Tout cela est bien beau... en théorie.

Le hic, c'est qu'une université qui pousse cette logique jusqu'au bout ne se contenterait pas de bannir l'industrie pétrolière de son portefeuille d'actions.

Elle retirerait aussi son argent des industries qui découlent directement des énergies fossiles. À commencer par les manufacturiers automobiles, les concessionnaires, les fabricants de pièces d'autos... Et tant qu'à y être, les constructeurs d'avions (Bombardier et les milliers d'emplois du secteur de l'aéronautique!), l'industrie chimique, voire les fabricants d'engrais, qui dépendent aussi des hydrocarbures, et qui font la différence entre une récolte et la famine dans certaines contrées du monde.

En se drapant dans la vertu pour prendre ses distances d'une industrie de plus en plus contestée, l'Université d'Ottawa risque donc de plonger dans d'autres dilemmes moraux tout aussi déchirants.

•••

Aux yeux de l'analyste financier Robert Gorman, l'Université d'Ottawa ferait erreur en bannissant toutes les industries de combustibles fossiles de ses fonds d'investissement. Un geste qui, de toute manière, risque de passer inaperçu au sein d'un secteur qui engrange des milliards de profits.
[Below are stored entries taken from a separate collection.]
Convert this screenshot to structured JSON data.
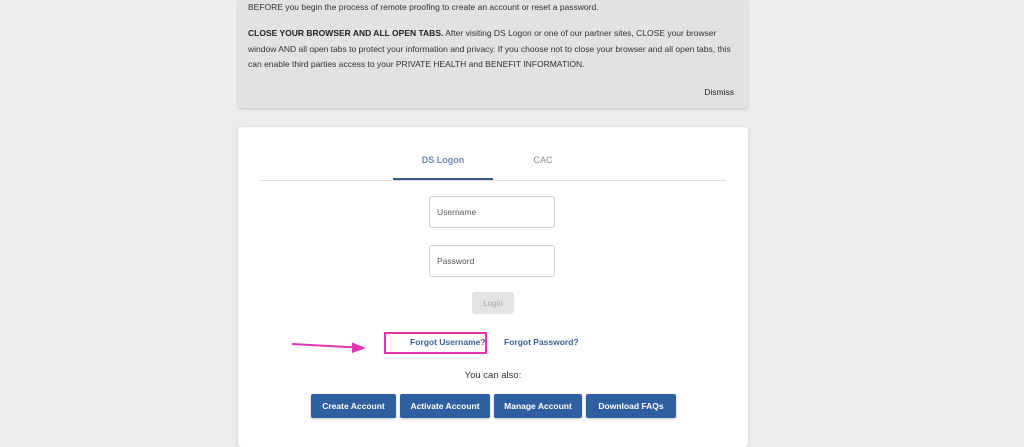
{
  "notice": {
    "line1": "BEFORE you begin the process of remote proofing to create an account or reset a password.",
    "close_heading": "CLOSE YOUR BROWSER AND ALL OPEN TABS.",
    "close_body": "After visiting DS Logon or one of our partner sites, CLOSE your browser window AND all open tabs to protect your information and privacy. If you choose not to close your browser and all open tabs, this can enable third parties access to your PRIVATE HEALTH and BENEFIT INFORMATION.",
    "dismiss": "Dismiss"
  },
  "tabs": {
    "ds_logon": "DS Logon",
    "cac": "CAC"
  },
  "form": {
    "username_placeholder": "Username",
    "password_placeholder": "Password",
    "login_label": "Login"
  },
  "links": {
    "forgot_username": "Forgot Username?",
    "forgot_password": "Forgot Password?"
  },
  "also_text": "You can also:",
  "actions": {
    "create": "Create Account",
    "activate": "Activate Account",
    "manage": "Manage Account",
    "faq": "Download FAQs"
  },
  "colors": {
    "primary_button": "#2f5fa1",
    "link": "#3a5f9c",
    "highlight_annotation": "#e233b3"
  }
}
M. Gorman juge préférable de continuer à investir dans le secteur des hydrocarbures, mais en sélectionnant avec soin les sociétés les plus performantes en matière environnementale. C'est ce que fait déjà l'Université d'Ottawa, note-t-il, en évitant les placements dans la très polluante industrie du charbon.

Mais pour les partisans du désinvestissement, la menace climatique est devenue trop pressante pour accepter les demi-mesures. « Si toutes les institutions d'enseignement se retirent massivement de l'industrie des carburants fossiles, on peut lancer un signal fort », a fait valoir Annie Bérubé d'Équiterre, invitée à la même table ronde que M. Gorman, lundi, à l'Université d'Ottawa.
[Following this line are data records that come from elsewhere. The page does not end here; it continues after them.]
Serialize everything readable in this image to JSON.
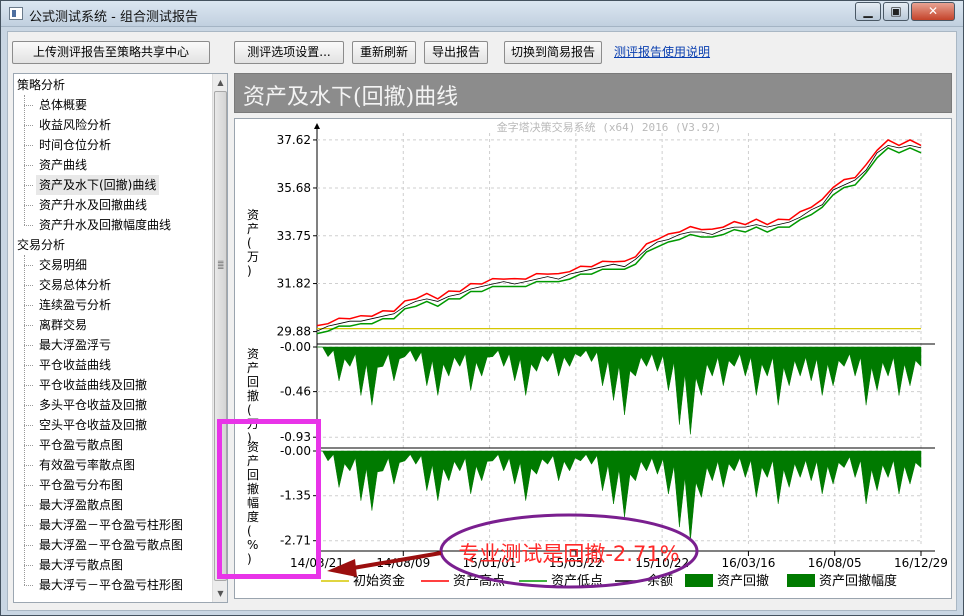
{
  "window": {
    "title": "公式测试系统 - 组合测试报告",
    "controls": [
      "▁",
      "▣",
      "✕"
    ]
  },
  "toolbar": {
    "upload_label": "上传测评报告至策略共享中心",
    "options_label": "测评选项设置...",
    "refresh_label": "重新刷新",
    "export_label": "导出报告",
    "simple_label": "切换到简易报告",
    "help_link": "测评报告使用说明"
  },
  "tree": {
    "groups": [
      {
        "label": "策略分析",
        "items": [
          "总体概要",
          "收益风险分析",
          "时间仓位分析",
          "资产曲线",
          "资产及水下(回撤)曲线",
          "资产升水及回撤曲线",
          "资产升水及回撤幅度曲线"
        ]
      },
      {
        "label": "交易分析",
        "items": [
          "交易明细",
          "交易总体分析",
          "连续盈亏分析",
          "离群交易",
          "最大浮盈浮亏",
          "平仓收益曲线",
          "平仓收益曲线及回撤",
          "多头平仓收益及回撤",
          "空头平仓收益及回撤",
          "平仓盈亏散点图",
          "有效盈亏率散点图",
          "平仓盈亏分布图",
          "最大浮盈散点图",
          "最大浮盈－平仓盈亏柱形图",
          "最大浮盈－平仓盈亏散点图",
          "最大浮亏散点图",
          "最大浮亏－平仓盈亏柱形图"
        ]
      }
    ],
    "selected": "资产及水下(回撤)曲线"
  },
  "chart_header": {
    "title": "资产及水下(回撤)曲线"
  },
  "chart_data": {
    "type": "line",
    "watermark": "金字塔决策交易系统 (x64) 2016 (V3.92)",
    "panels": [
      {
        "ylabel": "资产(万)",
        "yticks": [
          "37.62",
          "35.68",
          "33.75",
          "31.82",
          "29.88"
        ],
        "ylim": [
          29.5,
          37.9
        ],
        "series": [
          {
            "name": "初始资金",
            "color": "#d6c700",
            "value": 30.0
          },
          {
            "name": "资产高点",
            "color": "#ff0000"
          },
          {
            "name": "资产低点",
            "color": "#009900"
          },
          {
            "name": "余额",
            "color": "#000000"
          }
        ],
        "asset_curve": [
          29.9,
          30.1,
          30.2,
          30.3,
          30.3,
          30.4,
          30.5,
          30.6,
          30.9,
          31.1,
          31.2,
          31.1,
          31.3,
          31.4,
          31.6,
          31.7,
          31.8,
          31.9,
          31.8,
          31.9,
          32.0,
          32.1,
          32.0,
          32.2,
          32.3,
          32.4,
          32.5,
          32.6,
          32.5,
          32.8,
          33.2,
          33.5,
          33.6,
          33.8,
          33.9,
          33.9,
          33.8,
          34.0,
          34.1,
          34.1,
          34.2,
          34.1,
          34.2,
          34.3,
          34.5,
          34.8,
          35.0,
          35.6,
          35.8,
          36.0,
          36.4,
          37.1,
          37.4,
          37.3,
          37.4,
          37.3
        ]
      },
      {
        "ylabel": "资产回撤(万)",
        "yticks": [
          "-0.00",
          "-0.46",
          "-0.93"
        ],
        "ylim": [
          -1.0,
          0.0
        ],
        "series": [
          {
            "name": "资产回撤",
            "color": "#007a00"
          }
        ],
        "drawdown": [
          0.0,
          -0.1,
          -0.35,
          -0.2,
          -0.5,
          -0.6,
          -0.2,
          -0.35,
          -0.1,
          -0.15,
          -0.4,
          -0.5,
          -0.3,
          -0.2,
          -0.45,
          -0.3,
          -0.1,
          -0.2,
          -0.35,
          -0.5,
          -0.25,
          -0.15,
          -0.3,
          -0.2,
          -0.1,
          -0.15,
          -0.4,
          -0.55,
          -0.7,
          -0.3,
          -0.2,
          -0.25,
          -0.45,
          -0.8,
          -0.9,
          -0.5,
          -0.3,
          -0.4,
          -0.2,
          -0.3,
          -0.5,
          -0.3,
          -0.6,
          -0.4,
          -0.3,
          -0.35,
          -0.5,
          -0.4,
          -0.2,
          -0.3,
          -0.6,
          -0.45,
          -0.3,
          -0.5,
          -0.4,
          -0.2
        ]
      },
      {
        "ylabel": "资产回撤幅度(%)",
        "yticks": [
          "-0.00",
          "-1.35",
          "-2.71"
        ],
        "ylim": [
          -2.9,
          0.0
        ],
        "series": [
          {
            "name": "资产回撤幅度",
            "color": "#007a00"
          }
        ],
        "drawdown_pct": [
          0.0,
          -0.3,
          -1.1,
          -0.6,
          -1.5,
          -1.8,
          -0.6,
          -1.0,
          -0.3,
          -0.4,
          -1.2,
          -1.5,
          -0.9,
          -0.6,
          -1.3,
          -0.9,
          -0.3,
          -0.6,
          -1.0,
          -1.5,
          -0.7,
          -0.4,
          -0.9,
          -0.6,
          -0.3,
          -0.4,
          -1.2,
          -1.6,
          -2.0,
          -0.9,
          -0.6,
          -0.7,
          -1.3,
          -2.3,
          -2.71,
          -1.4,
          -0.9,
          -1.1,
          -0.6,
          -0.8,
          -1.4,
          -0.8,
          -1.6,
          -1.1,
          -0.8,
          -0.9,
          -1.3,
          -1.0,
          -0.5,
          -0.8,
          -1.6,
          -1.2,
          -0.8,
          -1.3,
          -1.0,
          -0.5
        ]
      }
    ],
    "xticks": [
      "14/03/21",
      "14/08/09",
      "15/01/01",
      "15/05/22",
      "15/10/22",
      "16/03/16",
      "16/08/05",
      "16/12/29"
    ],
    "legend": [
      {
        "label": "初始资金",
        "kind": "line",
        "color": "#d6c700"
      },
      {
        "label": "资产高点",
        "kind": "line",
        "color": "#ff0000"
      },
      {
        "label": "资产低点",
        "kind": "line",
        "color": "#009900"
      },
      {
        "label": "余额",
        "kind": "line",
        "color": "#000000"
      },
      {
        "label": "资产回撤",
        "kind": "box",
        "color": "#007a00"
      },
      {
        "label": "资产回撤幅度",
        "kind": "box",
        "color": "#007a00"
      }
    ],
    "callout": "专业测试是回撤-2.71%"
  },
  "colors": {
    "highlight": "#e834e8",
    "callout_border": "#7a1f8f",
    "callout_text": "#ff2a2a",
    "arrow": "#9b0f0f"
  }
}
Même d'un point de vue économique, il devient de plus en plus risqué d'investir dans les énergies fossiles, avance-t-elle sur la base d'un rapport de la Banque HSBC. L'industrie pétrolière est plus réglementée, le prix du baril est à son plus bas et la concurrence des énergies vertes plus vive que jamais.

Un beau débat en perspective pour le Bureau des gouverneurs de l'Université d'Ottawa qui devra trancher, le 22 avril prochain.